The underwriter agreed to pay nearly $580,000 to settle the SEC's charges, and the employee of the underwriter and the issuer also agreed to settlements, which include a one-year collateral bar and a permanent supervisory bar for the employee of the underwriter. Read the SEC press release and related SEC orders.
MSRB Provides Guidance on Disclosure
Since July 1, 2009, the Municipal Securities Rulemaking Board's (MSRB) Electronic Municipal Market Access (EMMA) system has been the designated recipient of the financial information and other disclosure documents submitted by issuers pursuant to continuing disclosure agreements entered into in accordance with Rule 15c2-12. On August 12, 2013, the MSRB reported that it published "an advisory and set of guides to assist issues of municipal bonds better understand the types of information they must publicly disclose and how to use the MSRB's Electronic Municipal Market Access (EMMA(r)) website to make these disclosures."

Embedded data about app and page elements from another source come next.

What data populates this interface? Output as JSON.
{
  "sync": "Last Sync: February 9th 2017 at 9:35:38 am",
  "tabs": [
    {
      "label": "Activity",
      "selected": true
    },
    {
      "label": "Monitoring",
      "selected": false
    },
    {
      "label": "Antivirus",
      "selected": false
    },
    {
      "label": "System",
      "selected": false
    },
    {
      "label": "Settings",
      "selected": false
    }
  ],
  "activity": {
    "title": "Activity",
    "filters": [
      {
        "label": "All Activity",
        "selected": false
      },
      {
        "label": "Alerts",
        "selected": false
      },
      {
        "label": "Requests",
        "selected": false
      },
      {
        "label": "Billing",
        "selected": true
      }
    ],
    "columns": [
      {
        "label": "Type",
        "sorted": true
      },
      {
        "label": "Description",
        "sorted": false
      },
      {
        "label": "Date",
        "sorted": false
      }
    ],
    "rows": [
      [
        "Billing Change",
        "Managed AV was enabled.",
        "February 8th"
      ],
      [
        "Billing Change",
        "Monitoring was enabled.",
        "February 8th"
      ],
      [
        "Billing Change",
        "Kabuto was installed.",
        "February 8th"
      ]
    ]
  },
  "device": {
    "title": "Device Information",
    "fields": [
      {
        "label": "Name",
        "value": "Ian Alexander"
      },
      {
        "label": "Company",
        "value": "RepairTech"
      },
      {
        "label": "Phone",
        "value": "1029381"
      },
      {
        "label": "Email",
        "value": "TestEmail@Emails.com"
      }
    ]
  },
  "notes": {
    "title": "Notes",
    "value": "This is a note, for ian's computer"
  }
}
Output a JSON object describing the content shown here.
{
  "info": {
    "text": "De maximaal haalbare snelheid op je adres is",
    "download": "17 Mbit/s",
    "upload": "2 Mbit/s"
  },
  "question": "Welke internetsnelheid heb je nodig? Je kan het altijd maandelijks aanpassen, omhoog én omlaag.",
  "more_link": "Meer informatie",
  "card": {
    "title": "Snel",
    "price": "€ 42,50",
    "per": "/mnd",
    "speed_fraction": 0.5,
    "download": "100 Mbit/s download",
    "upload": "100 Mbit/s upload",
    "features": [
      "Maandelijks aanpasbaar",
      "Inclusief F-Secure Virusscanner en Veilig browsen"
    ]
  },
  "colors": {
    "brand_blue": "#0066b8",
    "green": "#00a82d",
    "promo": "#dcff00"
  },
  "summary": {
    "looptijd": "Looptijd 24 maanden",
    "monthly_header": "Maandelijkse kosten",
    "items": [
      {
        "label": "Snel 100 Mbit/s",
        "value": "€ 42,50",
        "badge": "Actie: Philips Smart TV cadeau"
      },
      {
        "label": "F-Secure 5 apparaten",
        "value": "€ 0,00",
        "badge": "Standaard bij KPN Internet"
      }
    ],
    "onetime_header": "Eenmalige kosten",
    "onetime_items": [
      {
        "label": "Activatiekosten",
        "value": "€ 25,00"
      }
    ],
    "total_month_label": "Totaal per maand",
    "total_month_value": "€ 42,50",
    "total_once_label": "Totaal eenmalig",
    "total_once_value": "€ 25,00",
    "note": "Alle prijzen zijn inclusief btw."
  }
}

The MSRB often encourages greater disclosure than an issuer is contractually obligated to provide by its continuing disclosure agreements. The MSRB release should be considered together with the issuer’s disclosure obligations under its continuing disclosure agreements to determine what information it is required to disclose. As highlighted in the SEC's recent enforcement action against the City of Harrisburg, Pennsylvania, any public statements, whether oral or written (including continuing disclosure filings made on EMMA), if misleading or omits material information, could result in anti-fraud liability under the federal securities laws.